Por otro lado, los museos han perpetuado un modelo de memoria excluyente que funciona como soporte estético y moral del poder, que tiende a confundir el número de visitas con el de votos. El lema del ICOM para 2022 lo dice alto y claro: «El poder de los museos», por si quedase alguna duda. Su misión, como la del resto de dispositivos de normalización (la cárcel, el hospital, la escuela…), no es solo conservar, investigar y exponer, sino instruir públicos y producir subjetividad de acuerdo al canon dominante.
Deseamos instituciones inclusivas, pero la visibilidad por la que tanto luchamos no nos ha proporcionado emancipación alguna.

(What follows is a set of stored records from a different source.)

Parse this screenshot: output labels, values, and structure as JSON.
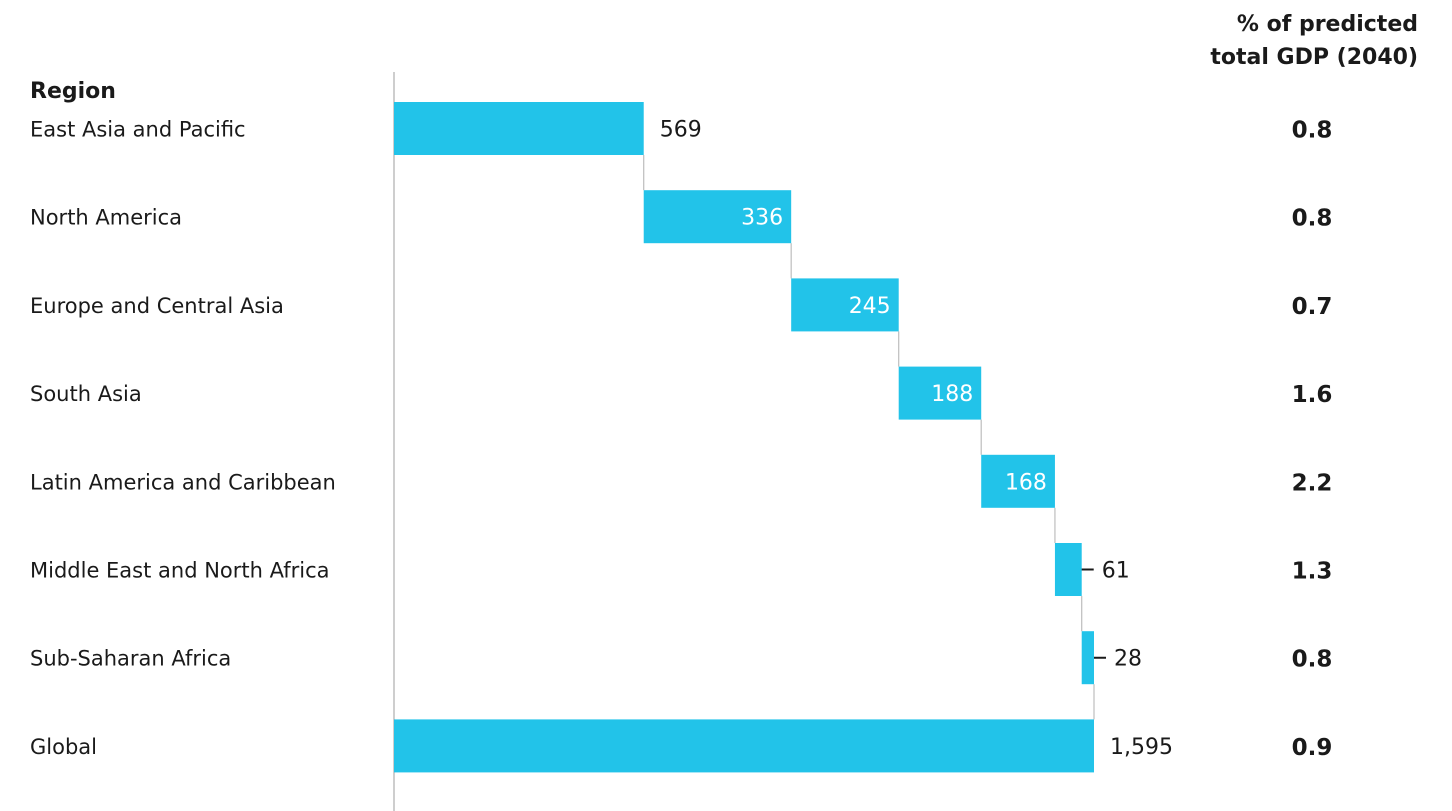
{
  "chart_data": {
    "type": "bar",
    "subtype": "waterfall",
    "category_header": "Region",
    "share_header": [
      "% of predicted",
      "total GDP (2040)"
    ],
    "bar_color": "#22c3e9",
    "categories": [
      "East Asia and Pacific",
      "North America",
      "Europe and Central Asia",
      "South Asia",
      "Latin America and Caribbean",
      "Middle East and North Africa",
      "Sub-Saharan Africa",
      "Global"
    ],
    "values": [
      569,
      336,
      245,
      188,
      168,
      61,
      28,
      1595
    ],
    "value_labels": [
      "569",
      "336",
      "245",
      "188",
      "168",
      "61",
      "28",
      "1,595"
    ],
    "share_values": [
      "0.8",
      "0.8",
      "0.7",
      "1.6",
      "2.2",
      "1.3",
      "0.8",
      "0.9"
    ],
    "total_index": 7
  }
}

El trabajo de la cultura es profundamente precario y, después de las labores domésticas y de cuidados, presenta uno de los mayores índices de actividad no remunerada. La paradoja es que hoy se pide a los museos que funcionen como empresas y a los artistas y trabajadores de la cultura como empresarios, todo en aras de eso que llaman sostenibilidad. Para recaudar fondos, varias pinacotecas se han lanzado a la conquista del ciberespacio y están empezando a vender archivos NFT de sus colecciones.
Aunque la existencia en las redes y entornos virtuales parece la única salida, confío en que sigan existiendo lugares a los que poder acudir, donde se cuiden las distintas formas de expresión artística y a las personas que trabajan para ellas. Puede que la tarea de los museos en el futuro resida precisamente en recuperar los cuerpos y hacer comunidad junto a ellos, escuchar más y mejor, repensar lo público y reflexionar sobre qué historias deben ser contadas y de qué modo hacerlo. Hasta que eso ocurra, habrá que seguir fantaseando con un «museo imaginario», sin techos ni paredes como el de André Malraux, tal vez porque la única institución posible sea nuestra propia imaginación política.